I think this was the last one posted on 11/1/21 and is where the 5x comes from.
Back to matters purely COVID...

For those wondering about the protection of prior infection versus vaccination, here's the answer. And one of many reasons why prior infection won't be considered a substitute for full vaccination:


In short, vaccination provides 5x the protection of prior infection. We've kind of suspected this would be the case for awhile, because the antibody response to prior infection is far more variable than from vaccination. Here's the data that shows the results.

Like all things, though, we'll learn more as time goes on. It is possible that the protection from vaccination eventually fades below prior infection (a possibility mentioned by the study's authors), but at least as long as we've had the vaccines, they're offering more protection for now.
 

Vegas Disney Fan

Well-Known Member
Speaking of Europe...

At least this is positive… “hospitalisations and deaths are much lower than a year ago”.

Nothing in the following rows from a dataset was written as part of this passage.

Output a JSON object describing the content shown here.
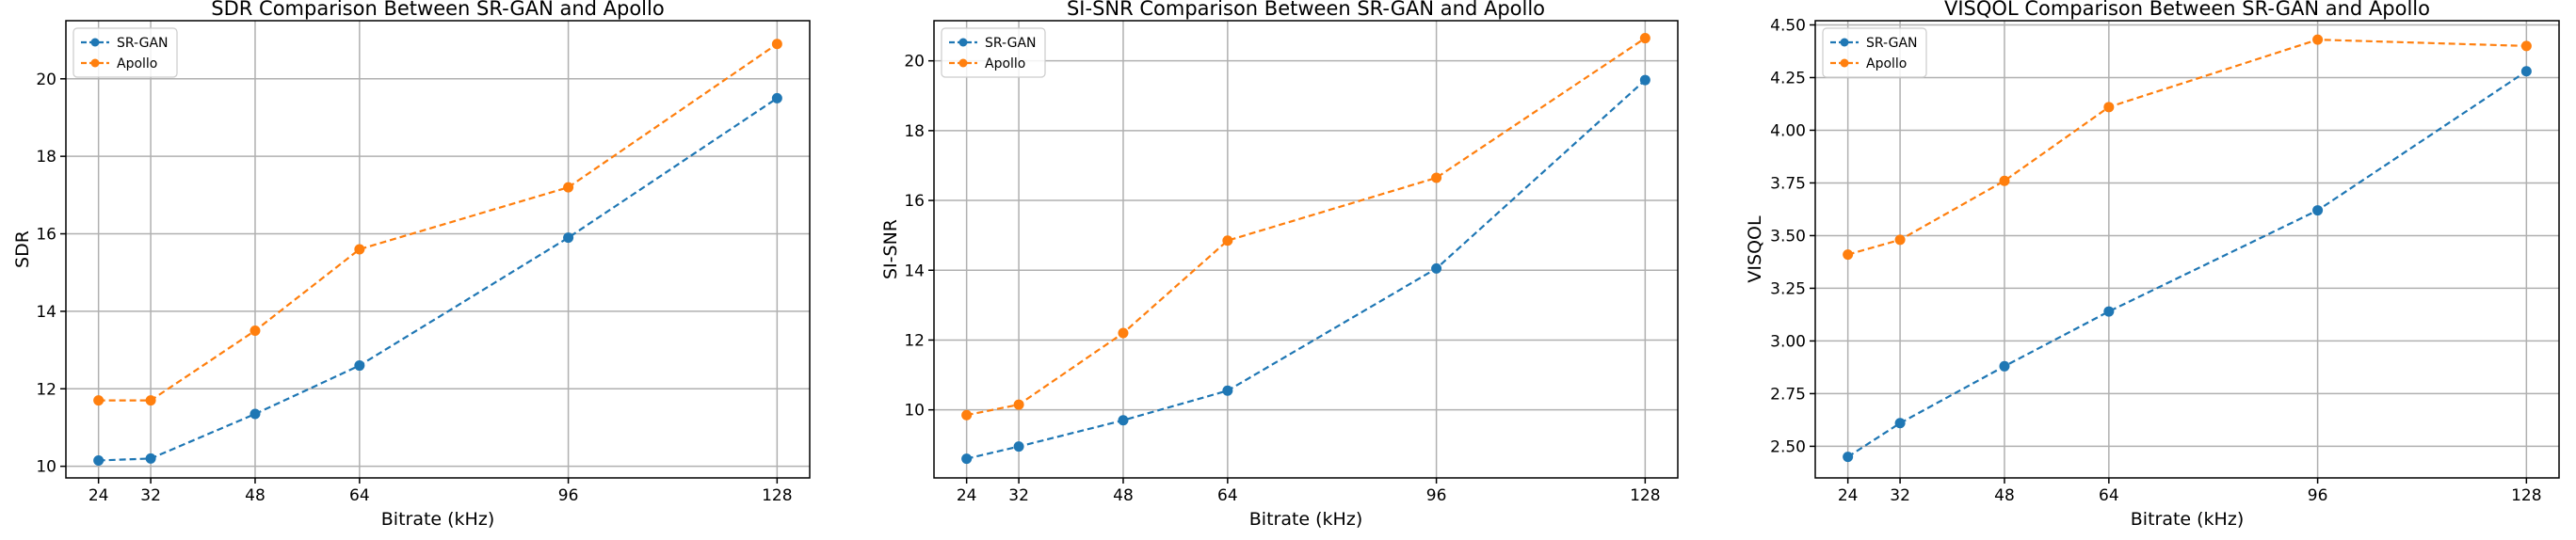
{
  "colors": {
    "srgan": "#1f77b4",
    "apollo": "#ff7f0e"
  },
  "chart_data": [
    {
      "type": "line",
      "title": "SDR Comparison Between SR-GAN and Apollo",
      "xlabel": "Bitrate (kHz)",
      "ylabel": "SDR",
      "x": [
        24,
        32,
        48,
        64,
        96,
        128
      ],
      "xticks": [
        24,
        32,
        48,
        64,
        96,
        128
      ],
      "xlim": [
        19,
        133
      ],
      "yticks": [
        10,
        12,
        14,
        16,
        18,
        20
      ],
      "ylim": [
        9.7,
        21.5
      ],
      "grid": true,
      "legend_position": "top-left",
      "series": [
        {
          "name": "SR-GAN",
          "values": [
            10.15,
            10.2,
            11.35,
            12.6,
            15.9,
            19.5
          ]
        },
        {
          "name": "Apollo",
          "values": [
            11.7,
            11.7,
            13.5,
            15.6,
            17.2,
            20.9
          ]
        }
      ]
    },
    {
      "type": "line",
      "title": "SI-SNR Comparison Between SR-GAN and Apollo",
      "xlabel": "Bitrate (kHz)",
      "ylabel": "SI-SNR",
      "x": [
        24,
        32,
        48,
        64,
        96,
        128
      ],
      "xticks": [
        24,
        32,
        48,
        64,
        96,
        128
      ],
      "xlim": [
        19,
        133
      ],
      "yticks": [
        10,
        12,
        14,
        16,
        18,
        20
      ],
      "ylim": [
        8.05,
        21.15
      ],
      "grid": true,
      "legend_position": "top-left",
      "series": [
        {
          "name": "SR-GAN",
          "values": [
            8.6,
            8.95,
            9.7,
            10.55,
            14.05,
            19.45
          ]
        },
        {
          "name": "Apollo",
          "values": [
            9.85,
            10.15,
            12.2,
            14.85,
            16.65,
            20.65
          ]
        }
      ]
    },
    {
      "type": "line",
      "title": "VISQOL Comparison Between SR-GAN and Apollo",
      "xlabel": "Bitrate (kHz)",
      "ylabel": "VISQOL",
      "x": [
        24,
        32,
        48,
        64,
        96,
        128
      ],
      "xticks": [
        24,
        32,
        48,
        64,
        96,
        128
      ],
      "xlim": [
        19,
        133
      ],
      "yticks": [
        2.5,
        2.75,
        3.0,
        3.25,
        3.5,
        3.75,
        4.0,
        4.25,
        4.5
      ],
      "ylim": [
        2.35,
        4.52
      ],
      "grid": true,
      "legend_position": "top-left",
      "series": [
        {
          "name": "SR-GAN",
          "values": [
            2.45,
            2.61,
            2.88,
            3.14,
            3.62,
            4.28
          ]
        },
        {
          "name": "Apollo",
          "values": [
            3.41,
            3.48,
            3.76,
            4.11,
            4.43,
            4.4
          ]
        }
      ]
    }
  ]
}
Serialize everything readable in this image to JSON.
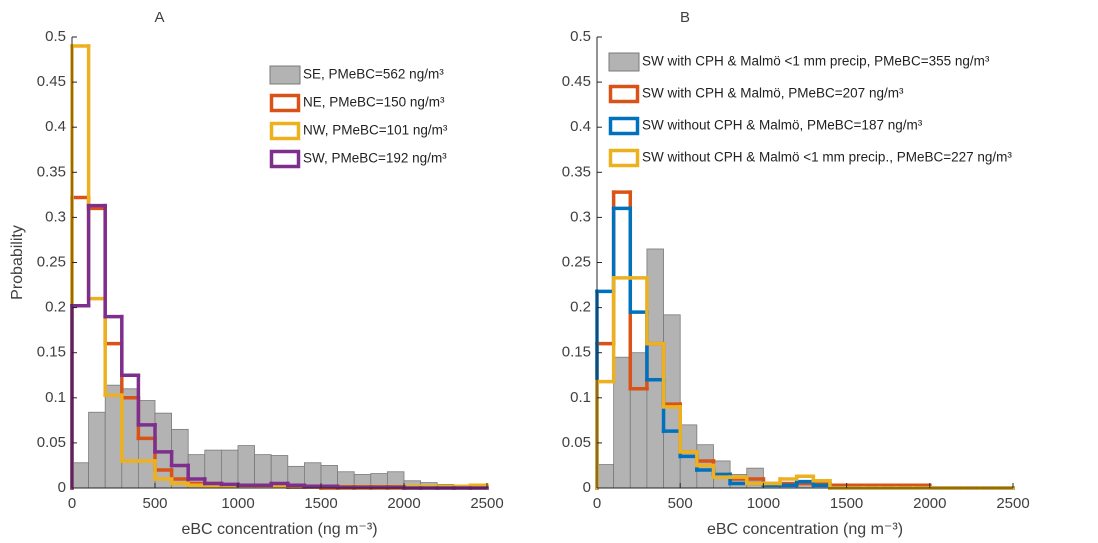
{
  "chart_data": [
    {
      "type": "histogram",
      "panel": "A",
      "ylabel": "Probability",
      "xlabel": "eBC concentration (ng m⁻³)",
      "bins": [
        0,
        100,
        200,
        300,
        400,
        500,
        600,
        700,
        800,
        900,
        1000,
        1100,
        1200,
        1300,
        1400,
        1500,
        1600,
        1700,
        1800,
        1900,
        2000,
        2100,
        2200,
        2300,
        2400,
        2500
      ],
      "xlim": [
        0,
        2500
      ],
      "xticks": [
        0,
        500,
        1000,
        1500,
        2000,
        2500
      ],
      "ylim": [
        0,
        0.5
      ],
      "yticks": [
        0,
        0.05,
        0.1,
        0.15,
        0.2,
        0.25,
        0.3,
        0.35,
        0.4,
        0.45,
        0.5
      ],
      "series": [
        {
          "name": "SE, PMeBC=562 ng/m³",
          "color": "#b3b3b3",
          "style": "bar",
          "values": [
            0.028,
            0.084,
            0.114,
            0.11,
            0.097,
            0.083,
            0.065,
            0.037,
            0.042,
            0.042,
            0.047,
            0.037,
            0.036,
            0.024,
            0.028,
            0.025,
            0.018,
            0.015,
            0.016,
            0.018,
            0.008,
            0.006,
            0.004,
            0.003,
            0.004
          ]
        },
        {
          "name": "NE, PMeBC=150 ng/m³",
          "color": "#d95319",
          "style": "step",
          "values": [
            0.322,
            0.31,
            0.16,
            0.1,
            0.055,
            0.02,
            0.01,
            0.005,
            0.005,
            0.003,
            0.002,
            0.002,
            0.002,
            0.001,
            0.001,
            0,
            0,
            0,
            0,
            0,
            0,
            0,
            0,
            0,
            0
          ]
        },
        {
          "name": "NW, PMeBC=101 ng/m³",
          "color": "#edb120",
          "style": "step",
          "values": [
            0.49,
            0.21,
            0.103,
            0.03,
            0.03,
            0.01,
            0.005,
            0.003,
            0.002,
            0.002,
            0.002,
            0.002,
            0.002,
            0.002,
            0.002,
            0.002,
            0.002,
            0.002,
            0.002,
            0.002,
            0.002,
            0.002,
            0.002,
            0.002,
            0.003
          ]
        },
        {
          "name": "SW, PMeBC=192 ng/m³",
          "color": "#7e2f8e",
          "style": "step",
          "values": [
            0.202,
            0.313,
            0.19,
            0.125,
            0.07,
            0.04,
            0.025,
            0.01,
            0.005,
            0.004,
            0.003,
            0.003,
            0.005,
            0.003,
            0.002,
            0.002,
            0.001,
            0.001,
            0.001,
            0.001,
            0,
            0,
            0,
            0,
            0
          ]
        }
      ]
    },
    {
      "type": "histogram",
      "panel": "B",
      "xlabel": "eBC concentration (ng m⁻³)",
      "bins": [
        0,
        100,
        200,
        300,
        400,
        500,
        600,
        700,
        800,
        900,
        1000,
        1100,
        1200,
        1300,
        1400,
        1500,
        1600,
        1700,
        1800,
        1900,
        2000,
        2100,
        2200,
        2300,
        2400,
        2500
      ],
      "xlim": [
        0,
        2500
      ],
      "xticks": [
        0,
        500,
        1000,
        1500,
        2000,
        2500
      ],
      "ylim": [
        0,
        0.5
      ],
      "yticks": [
        0,
        0.05,
        0.1,
        0.15,
        0.2,
        0.25,
        0.3,
        0.35,
        0.4,
        0.45,
        0.5
      ],
      "series": [
        {
          "name": "SW with CPH & Malmö <1 mm precip, PMeBC=355 ng/m³",
          "color": "#b3b3b3",
          "style": "bar",
          "values": [
            0.026,
            0.145,
            0.15,
            0.265,
            0.192,
            0.07,
            0.048,
            0.03,
            0.015,
            0.022,
            0.003,
            0.003,
            0.007,
            0.008,
            0,
            0,
            0,
            0,
            0,
            0,
            0,
            0,
            0,
            0,
            0
          ]
        },
        {
          "name": "SW with CPH & Malmö, PMeBC=207 ng/m³",
          "color": "#d95319",
          "style": "step",
          "values": [
            0.16,
            0.328,
            0.11,
            0.16,
            0.093,
            0.04,
            0.03,
            0.015,
            0.01,
            0.01,
            0.005,
            0.005,
            0.005,
            0.005,
            0.003,
            0.003,
            0.003,
            0.003,
            0.003,
            0.003,
            0,
            0,
            0,
            0,
            0
          ]
        },
        {
          "name": "SW without CPH & Malmö, PMeBC=187 ng/m³",
          "color": "#0072bd",
          "style": "step",
          "values": [
            0.218,
            0.31,
            0.195,
            0.12,
            0.063,
            0.035,
            0.02,
            0.015,
            0.005,
            0.005,
            0.003,
            0.003,
            0.007,
            0.003,
            0,
            0,
            0,
            0,
            0,
            0,
            0,
            0,
            0,
            0,
            0
          ]
        },
        {
          "name": "SW without CPH & Malmö <1 mm precip., PMeBC=227 ng/m³",
          "color": "#edb120",
          "style": "step",
          "values": [
            0.118,
            0.233,
            0.233,
            0.16,
            0.09,
            0.04,
            0.025,
            0.012,
            0.012,
            0.005,
            0.005,
            0.01,
            0.013,
            0.008,
            0,
            0,
            0,
            0,
            0,
            0,
            0,
            0,
            0,
            0,
            0
          ]
        }
      ]
    }
  ]
}
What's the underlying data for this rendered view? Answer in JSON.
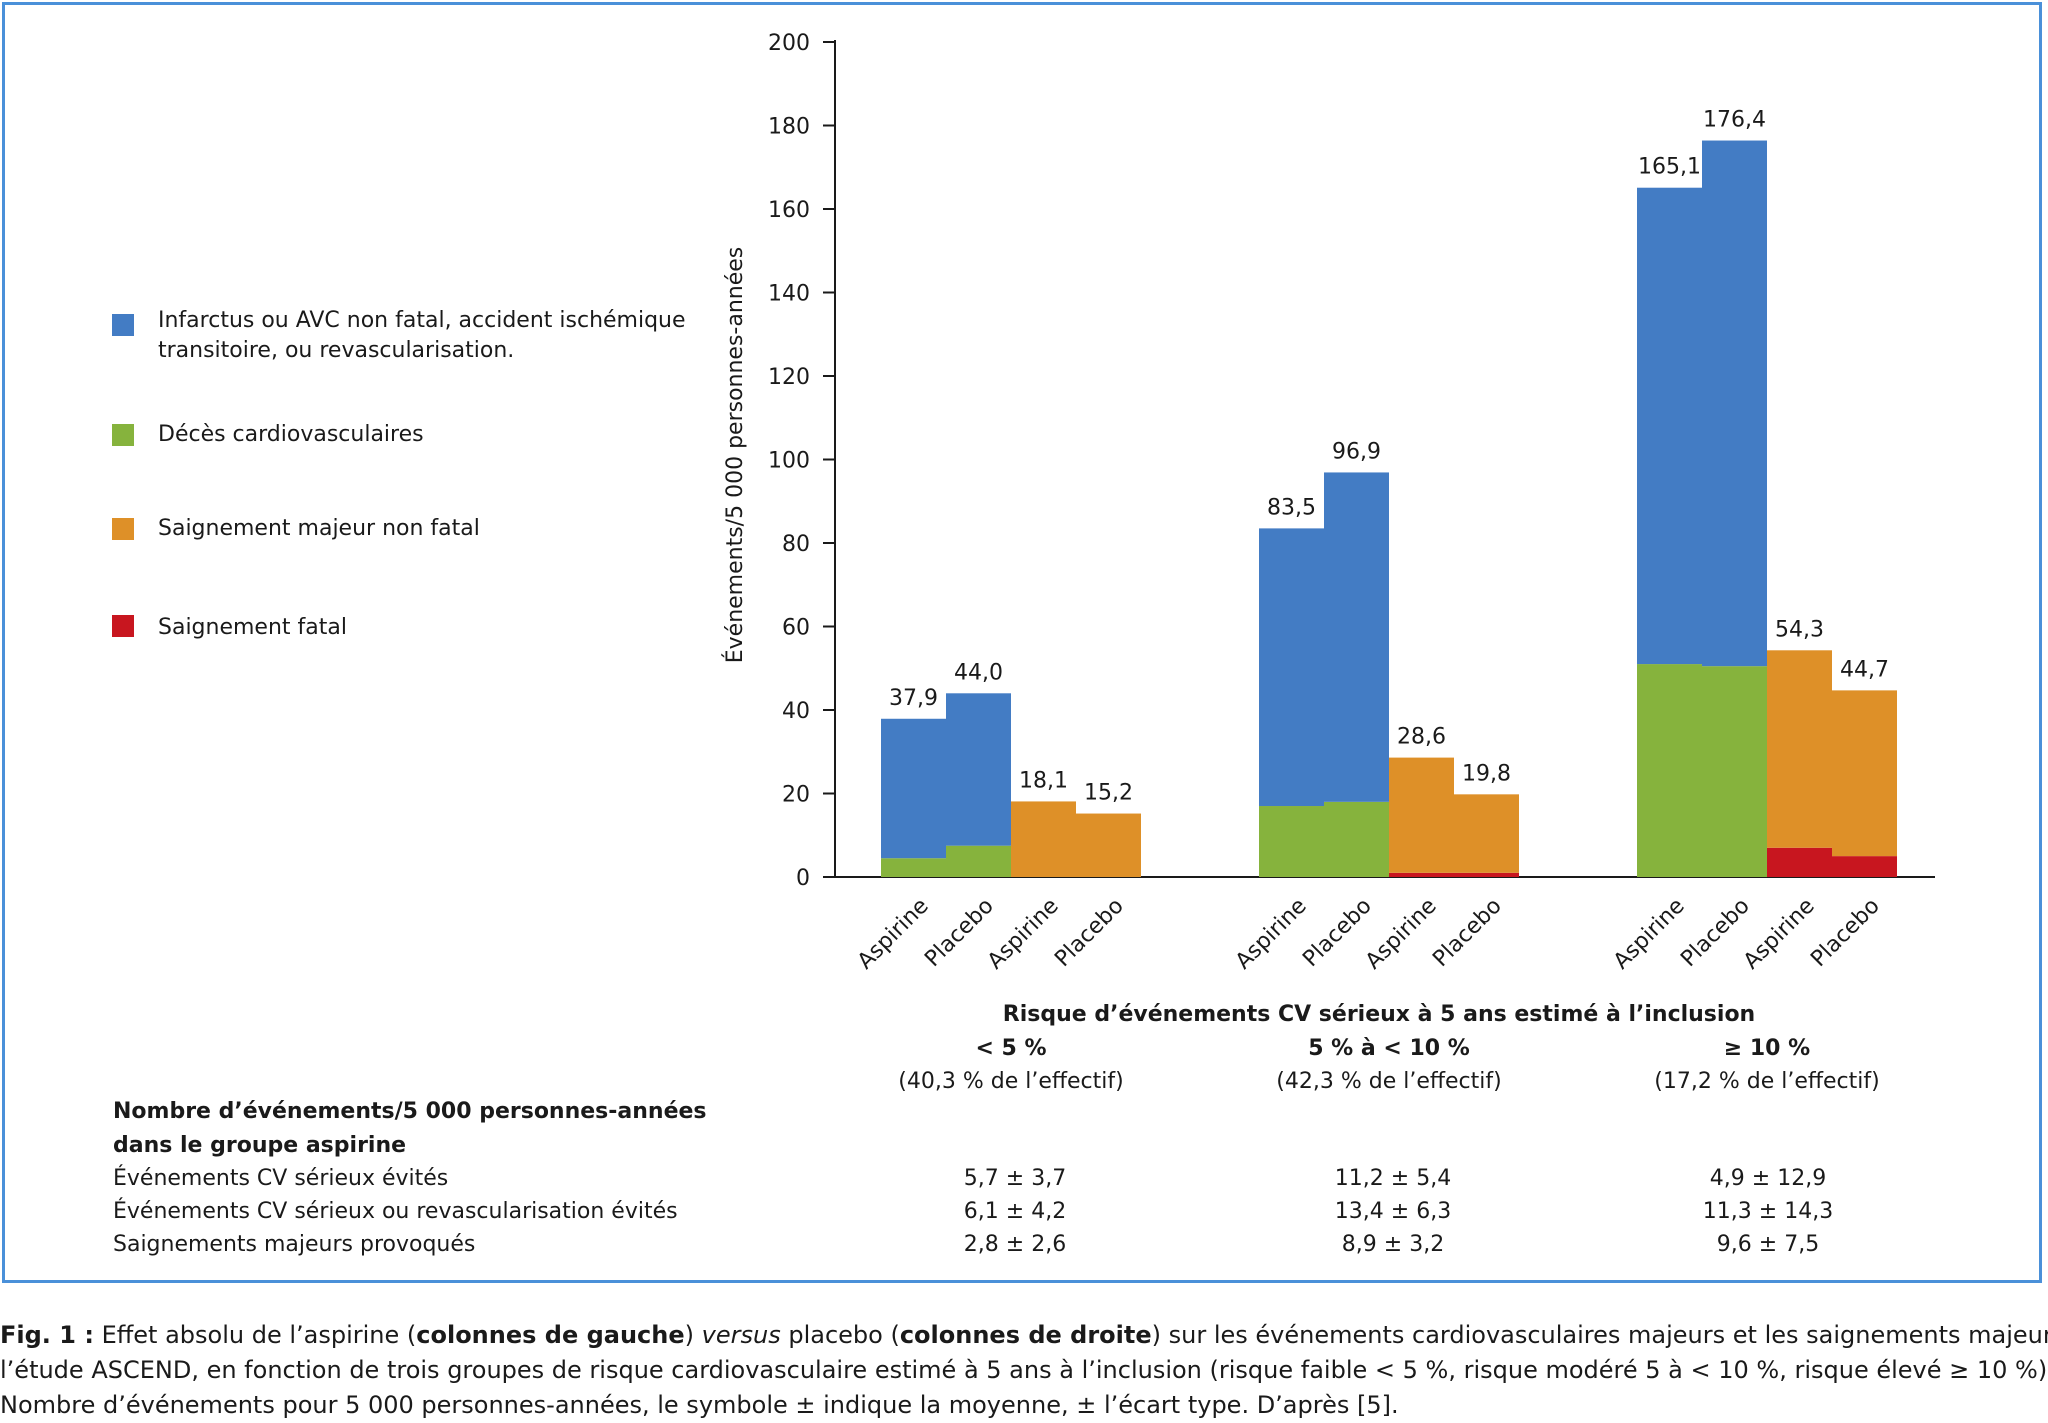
{
  "legend": [
    {
      "key": "blue",
      "color": "#437cc4",
      "text": "Infarctus ou AVC non fatal, accident ischémique transitoire, ou revascularisation."
    },
    {
      "key": "green",
      "color": "#86b33d",
      "text": "Décès cardiovasculaires"
    },
    {
      "key": "orange",
      "color": "#de9028",
      "text": "Saignement majeur non fatal"
    },
    {
      "key": "red",
      "color": "#c8161f",
      "text": "Saignement fatal"
    }
  ],
  "chart_data": {
    "type": "bar",
    "stacked": true,
    "ylabel": "Événements/5 000 personnes-années",
    "xlabel": "Risque d’événements CV sérieux à 5 ans estimé à l’inclusion",
    "ylim": [
      0,
      200
    ],
    "yticks": [
      0,
      20,
      40,
      60,
      80,
      100,
      120,
      140,
      160,
      180,
      200
    ],
    "groups": [
      {
        "label": "< 5 %",
        "sublabel": "(40,3 % de l’effectif)",
        "bars": [
          {
            "label": "Aspirine",
            "total_label": "37,9",
            "segments": {
              "green": 4.5,
              "blue": 33.4
            }
          },
          {
            "label": "Placebo",
            "total_label": "44,0",
            "segments": {
              "green": 7.5,
              "blue": 36.5
            }
          },
          {
            "label": "Aspirine",
            "total_label": "18,1",
            "segments": {
              "red": 0,
              "orange": 18.1
            }
          },
          {
            "label": "Placebo",
            "total_label": "15,2",
            "segments": {
              "red": 0,
              "orange": 15.2
            }
          }
        ]
      },
      {
        "label": "5 % à < 10 %",
        "sublabel": "(42,3 % de l’effectif)",
        "bars": [
          {
            "label": "Aspirine",
            "total_label": "83,5",
            "segments": {
              "green": 17.0,
              "blue": 66.5
            }
          },
          {
            "label": "Placebo",
            "total_label": "96,9",
            "segments": {
              "green": 18.0,
              "blue": 78.9
            }
          },
          {
            "label": "Aspirine",
            "total_label": "28,6",
            "segments": {
              "red": 1.0,
              "orange": 27.6
            }
          },
          {
            "label": "Placebo",
            "total_label": "19,8",
            "segments": {
              "red": 1.0,
              "orange": 18.8
            }
          }
        ]
      },
      {
        "label": "≥ 10 %",
        "sublabel": "(17,2 % de l’effectif)",
        "bars": [
          {
            "label": "Aspirine",
            "total_label": "165,1",
            "segments": {
              "green": 51.0,
              "blue": 114.1
            }
          },
          {
            "label": "Placebo",
            "total_label": "176,4",
            "segments": {
              "green": 50.5,
              "blue": 125.9
            }
          },
          {
            "label": "Aspirine",
            "total_label": "54,3",
            "segments": {
              "red": 7.0,
              "orange": 47.3
            }
          },
          {
            "label": "Placebo",
            "total_label": "44,7",
            "segments": {
              "red": 5.0,
              "orange": 39.7
            }
          }
        ]
      }
    ]
  },
  "table": {
    "title_line1": "Nombre d’événements/5 000 personnes-années",
    "title_line2": "dans le groupe aspirine",
    "rows": [
      {
        "label": "Événements CV sérieux évités",
        "values": [
          "5,7 ± 3,7",
          "11,2 ± 5,4",
          "4,9 ± 12,9"
        ]
      },
      {
        "label": "Événements CV sérieux ou revascularisation évités",
        "values": [
          "6,1 ± 4,2",
          "13,4 ± 6,3",
          "11,3 ± 14,3"
        ]
      },
      {
        "label": "Saignements majeurs provoqués",
        "values": [
          "2,8 ± 2,6",
          "8,9 ± 3,2",
          "9,6 ± 7,5"
        ]
      }
    ]
  },
  "caption": {
    "fig_label": "Fig. 1 :",
    "t1": " Effet absolu de l’aspirine (",
    "b1": "colonnes de gauche",
    "t2": ") ",
    "i1": "versus",
    "t3": " placebo (",
    "b2": "colonnes de droite",
    "t4": ") sur les événements cardiovasculaires majeurs et les saignements majeurs dans",
    "line2": "l’étude ASCEND, en fonction de trois groupes de risque cardiovasculaire estimé à 5 ans à l’inclusion (risque faible < 5 %, risque modéré 5 à < 10 %, risque élevé ≥ 10 %).",
    "line3": "Nombre d’événements pour 5 000 personnes-années, le symbole ± indique la moyenne, ± l’écart type. D’après [5]."
  }
}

It seems vaccinations, at least at current levels, aren’t going to stop this thing but it’s very encouraging to see they are still very affective against hospitalizations and death.
 

DCBaker

Premium Member
According to the CDC, Orange County has moved into the moderate category for community transmission with a 7-day 37.17 case rate per 100k -

Screen Shot 2021-11-12 at 4.27.55 PM.png
 

Andrew C

You know what's funny?
At least this is positive… “hospitalisations and deaths are much lower than a year ago”.

It seems vaccinations, at least at current levels, aren’t going to stop this thing but it’s very encouraging to see they are still very affective against hospitalizations and death.
True. That also stood out to me as the good news.